Glutinous Rice, 200 gms, soaked for 5 hours to soften
Pandan leaves, 3 pcs
Coconut Milk (Santan), from ½ coconut
Grated coconut, from ½ coconut
Palm Sugar (Gula Melaka), 2”x2”x2”, melted with a little hot water
Sugar, ½ cup
Banana leaves, cut into 6”x6”x6” to be used as wrapper (I could not find banana leaves in my neighborhood, so I just used clear plastic)
A little salt
Add salt and pandan leaves to glutinous rice and steam for 15 minutes or until the rice are cooked. Add coconut milk to the rice and steam for another 10 minutes. To make the Inti (toppings), mix the grated coconut with palm sugar and sugar. Stir until they are well mixed. Put around one small hand grip of glutinous rice on the banana leaves and then put a spoonful of Inti (toppings) on it. Wrap the banana leave into a pyramid shape and fold both ends of the leaves below it to hold the wrapping together.

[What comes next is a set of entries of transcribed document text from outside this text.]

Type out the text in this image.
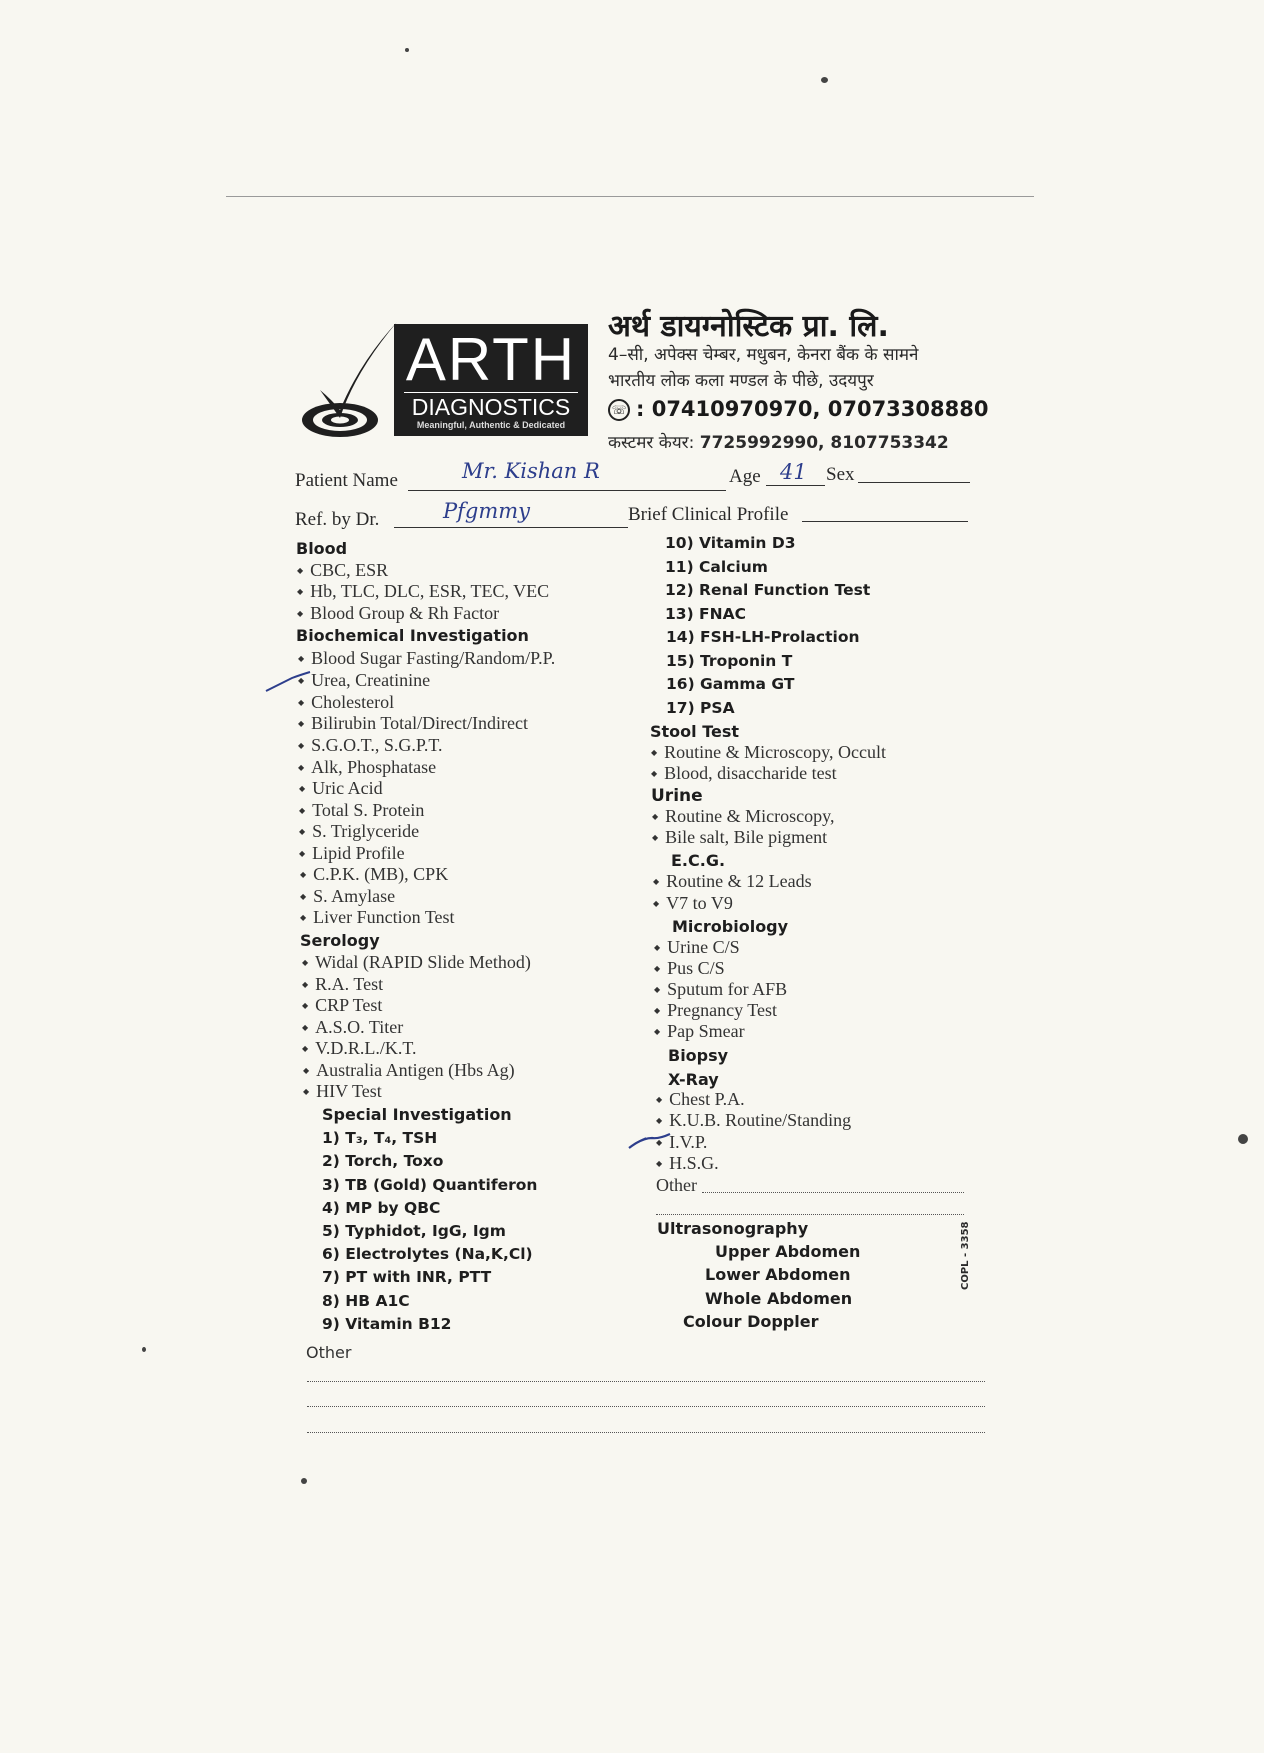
ARTH
DIAGNOSTICS
Meaningful, Authentic & Dedicated
अर्थ डायग्नोस्टिक प्रा. लि.
4–सी, अपेक्स चेम्बर, मधुबन, केनरा बैंक के सामने
भारतीय लोक कला मण्डल के पीछे, उदयपुर
☏ : 07410970970, 07073308880
कस्टमर केयर: 7725992990, 8107753342
Patient Name	Mr. Kishan R	Age 41 Sex
Ref. by Dr.	Pfgmmy	Brief Clinical Profile
Blood
◆ CBC, ESR
◆ Hb, TLC, DLC, ESR, TEC, VEC
◆ Blood Group & Rh Factor
Biochemical Investigation
◆ Blood Sugar Fasting/Random/P.P.
◆ Urea, Creatinine
◆ Cholesterol
◆ Bilirubin Total/Direct/Indirect
◆ S.G.O.T., S.G.P.T.
◆ Alk, Phosphatase
◆ Uric Acid
◆ Total S. Protein
◆ S. Triglyceride
◆ Lipid Profile
◆ C.P.K. (MB), CPK
◆ S. Amylase
◆ Liver Function Test
Serology
◆ Widal (RAPID Slide Method)
◆ R.A. Test
◆ CRP Test
◆ A.S.O. Titer
◆ V.D.R.L./K.T.
◆ Australia Antigen (Hbs Ag)
◆ HIV Test
Special Investigation
1) T₃, T₄, TSH
2) Torch, Toxo
3) TB (Gold) Quantiferon
4) MP by QBC
5) Typhidot, IgG, Igm
6) Electrolytes (Na,K,Cl)
7) PT with INR, PTT
8) HB A1C
9) Vitamin B12
Other
10) Vitamin D3
11) Calcium
12) Renal Function Test
13) FNAC
14) FSH-LH-Prolaction
15) Troponin T
16) Gamma GT
17) PSA
Stool Test
◆ Routine & Microscopy, Occult
◆ Blood, disaccharide test
Urine
◆ Routine & Microscopy,
◆ Bile salt, Bile pigment
E.C.G.
◆ Routine & 12 Leads
◆ V7 to V9
Microbiology
◆ Urine C/S
◆ Pus C/S
◆ Sputum for AFB
◆ Pregnancy Test
◆ Pap Smear
Biopsy
X-Ray
◆ Chest P.A.
◆ K.U.B. Routine/Standing
◆ I.V.P.
◆ H.S.G.
Other
Ultrasonography
Upper Abdomen
Lower Abdomen
Whole Abdomen
Colour Doppler
COPL - 3358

Agar-agar is a product of gelatinous seaweed and it is available in dried form. For health reason, instead of using artificial colouring, I used the juice from a red dragon fruit (pitaya). The final colour of my agar-agar jelly is deep pink. Actually it looks quite nice and tasty!
Dried Agar-agar strips, 1 packet, 1.5 oz
Sugar to taste
Dragon fruit juice, sieved, ½ cup
Bring water to a boil. Add agar-agar strips and keep on stirring the mixture until all agar-agar strips are dissolved. Add sugar and dragon fruit juice. When the sugar dissolves, pour the mixture into a mould. Let it cool down to room temperature and then put it in the fridge. Serve this wonderful dessert chilled!